On May 3, 1999, the U.S., Court of Appeals for the Sixth Circuit held
that a surgeon's transfer of two seriously injured patients from a small
rural hospital (that lacked a trauma center) to a teaching hospital equipped
to perform brain surgery did not violate the EMTALA. The decision set
aside a $100,000 fine imposed against the surgeon in an enforcement action
by the HHS Office of Inspector General (Cherukuri v. Shalala,
6th Cir., No. 97-4464).
So, Where Are the Courts Going on EMTALA and What Questions Remain
Lurking
Borrowing from others, several important EMTALA questions remain to
be answered.
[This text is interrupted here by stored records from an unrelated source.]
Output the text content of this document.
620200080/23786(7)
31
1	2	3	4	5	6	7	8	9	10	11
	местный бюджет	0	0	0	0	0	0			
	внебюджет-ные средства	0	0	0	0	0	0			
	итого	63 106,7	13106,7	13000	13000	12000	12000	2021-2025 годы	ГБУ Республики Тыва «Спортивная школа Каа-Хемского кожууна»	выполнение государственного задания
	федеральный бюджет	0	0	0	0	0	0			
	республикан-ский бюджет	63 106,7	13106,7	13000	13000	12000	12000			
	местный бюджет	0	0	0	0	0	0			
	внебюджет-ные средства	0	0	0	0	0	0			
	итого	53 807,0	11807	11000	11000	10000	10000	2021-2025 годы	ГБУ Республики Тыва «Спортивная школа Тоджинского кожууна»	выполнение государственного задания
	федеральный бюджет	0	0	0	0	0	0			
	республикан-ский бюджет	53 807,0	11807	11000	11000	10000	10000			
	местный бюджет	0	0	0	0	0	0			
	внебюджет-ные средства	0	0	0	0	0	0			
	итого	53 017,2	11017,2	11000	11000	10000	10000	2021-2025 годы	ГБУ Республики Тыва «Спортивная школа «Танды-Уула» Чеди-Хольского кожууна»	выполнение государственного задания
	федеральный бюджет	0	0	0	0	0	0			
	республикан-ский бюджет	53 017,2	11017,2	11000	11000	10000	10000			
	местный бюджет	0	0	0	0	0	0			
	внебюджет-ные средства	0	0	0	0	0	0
AAEM members should at least consider the following:
Does the statute even apply to transfers made from outside the emergency
department (see above Lopez-Soto case)?
If so, what sort of stabilizing treatment is sufficient to extinguish
any further EMTALA obligations regarding transfers?
If the original emergency medical condition is at any time stabilized,
does that eliminate all later obligations under EMTALA regarding transfers?
Can a new and different "emergency" condition arise during
an inpatient hospitalization that invokes EMTALA's restrictions on unstabilized
transfers?
In that event, does the fact that the transferring physician believes
there is no emergency condition eliminate any EMTALA liability?
Can an individual be stable for purposes of transfer to an acute care
hospital, but be unstable for purposes of transfer to a nursing home?
More HCFA Regulations on EMTALA Are, Apparently, on the Way
In the Roberts case referred to above, the U.S. Assistant Solicitor
surprised observers by announcing that HHS would soon institute rules
to address the EMTALA issues in that case and other EMTALA issues as well.
Therefore, before the U.S. Supreme Court has (or takes) another opportunity
to address the above issues, it appears that the health care industry
will see the views of HHS on these subjects. The prospect of federal oversight
of all discharge and transfer decisions regarding inpatients is sure to
heighten the interest and opinions of all involved. Given the Supreme
Court's action (or lack thereof) in the Roberts case, expect the
HCFA regulatory proposal before the coming Fall 1999.